L’innovation pour développer des avions plus propres, des trains moins énergivores – la SNCF s’y emploie – et pour renforcer l’attractivité du secteur, comme autant d’outils destinés à former, simplifier le quotidien des professionnels, recruter… C’était le sujet d’une table ronde dédiée. « Le monde de l’innovation, c’est un monde totalement enthousiasmant à découvrir, mais ce n’est pas un monde qui va répondre à toutes les questions d’attractivité des métiers, il va apporter parfois des petites touches, des éléments, des solutions concrètes pour répondre à certaines problématiques, a prévenu Laurent Queige, délégué général du Welcome City Lab. Mais ce qui est intéressant, c’est de voir l’état d’esprit, et toutes les possibilités qui peuvent être développées avec le monde des start-up. » Un point sur lequel le rejoint Tristan Daube, CEO de TravelAssit. « Nous les start-up, nous comptons aussi sur vous, opérateurs de voyages, pour nous accompagner en apportant vos problématiques.
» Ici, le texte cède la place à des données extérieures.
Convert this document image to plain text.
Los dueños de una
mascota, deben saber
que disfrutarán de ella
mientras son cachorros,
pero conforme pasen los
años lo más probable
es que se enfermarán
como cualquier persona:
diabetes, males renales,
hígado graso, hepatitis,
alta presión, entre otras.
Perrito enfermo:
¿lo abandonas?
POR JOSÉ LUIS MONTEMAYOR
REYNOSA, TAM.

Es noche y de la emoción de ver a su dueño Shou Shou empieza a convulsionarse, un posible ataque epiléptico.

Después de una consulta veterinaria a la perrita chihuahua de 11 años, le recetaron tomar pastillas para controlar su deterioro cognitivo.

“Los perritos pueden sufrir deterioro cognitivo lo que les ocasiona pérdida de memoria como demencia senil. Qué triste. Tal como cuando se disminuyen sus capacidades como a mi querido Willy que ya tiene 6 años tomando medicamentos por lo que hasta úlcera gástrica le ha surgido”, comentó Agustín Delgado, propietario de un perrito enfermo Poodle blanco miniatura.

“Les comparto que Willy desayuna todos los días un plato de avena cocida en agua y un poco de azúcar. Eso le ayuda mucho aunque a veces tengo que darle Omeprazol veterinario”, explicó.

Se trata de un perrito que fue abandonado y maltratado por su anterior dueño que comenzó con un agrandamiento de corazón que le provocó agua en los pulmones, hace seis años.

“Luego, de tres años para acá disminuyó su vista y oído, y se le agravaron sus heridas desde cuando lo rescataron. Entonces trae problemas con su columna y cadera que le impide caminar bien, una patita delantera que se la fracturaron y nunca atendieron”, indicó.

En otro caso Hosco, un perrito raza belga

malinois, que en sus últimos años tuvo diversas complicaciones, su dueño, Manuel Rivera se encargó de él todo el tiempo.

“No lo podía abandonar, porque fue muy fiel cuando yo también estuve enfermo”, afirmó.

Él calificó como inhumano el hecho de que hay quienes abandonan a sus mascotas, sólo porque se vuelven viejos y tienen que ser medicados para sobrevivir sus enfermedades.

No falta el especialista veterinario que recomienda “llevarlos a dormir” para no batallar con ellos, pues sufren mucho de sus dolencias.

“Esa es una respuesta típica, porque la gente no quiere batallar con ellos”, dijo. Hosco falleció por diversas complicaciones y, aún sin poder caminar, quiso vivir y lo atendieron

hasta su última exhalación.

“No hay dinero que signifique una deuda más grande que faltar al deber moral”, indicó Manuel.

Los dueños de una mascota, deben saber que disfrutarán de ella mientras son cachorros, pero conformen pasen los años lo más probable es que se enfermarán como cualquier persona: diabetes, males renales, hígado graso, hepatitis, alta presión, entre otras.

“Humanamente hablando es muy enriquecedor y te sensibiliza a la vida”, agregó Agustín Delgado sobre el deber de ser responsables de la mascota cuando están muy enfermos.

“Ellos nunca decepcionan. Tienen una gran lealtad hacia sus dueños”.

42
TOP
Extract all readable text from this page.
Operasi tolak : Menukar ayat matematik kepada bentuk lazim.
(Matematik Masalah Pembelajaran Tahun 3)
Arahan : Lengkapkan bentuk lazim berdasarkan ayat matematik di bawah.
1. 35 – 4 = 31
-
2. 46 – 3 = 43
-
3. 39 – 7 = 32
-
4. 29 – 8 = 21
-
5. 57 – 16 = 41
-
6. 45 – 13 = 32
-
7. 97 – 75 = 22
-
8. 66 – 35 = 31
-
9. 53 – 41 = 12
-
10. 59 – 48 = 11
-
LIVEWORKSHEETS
Il n’y a pas assez d’opérateurs de voyage qui viennent vers le Welcome City Lab. N’hésitez pas à le faire. Venez nous exposer vos problèmes et réfléchir avec des start-up. » « Ce que l’on voit à travers toutes ces start-up c’est que le monde du tourisme reste attractif pour tout un tas de jeunes qui se lancent et qui ont la passion, observe Laurent Queige. Notre rôle consiste à entretenir cette passion, à leur permettre de réussir leur projet professionnel. »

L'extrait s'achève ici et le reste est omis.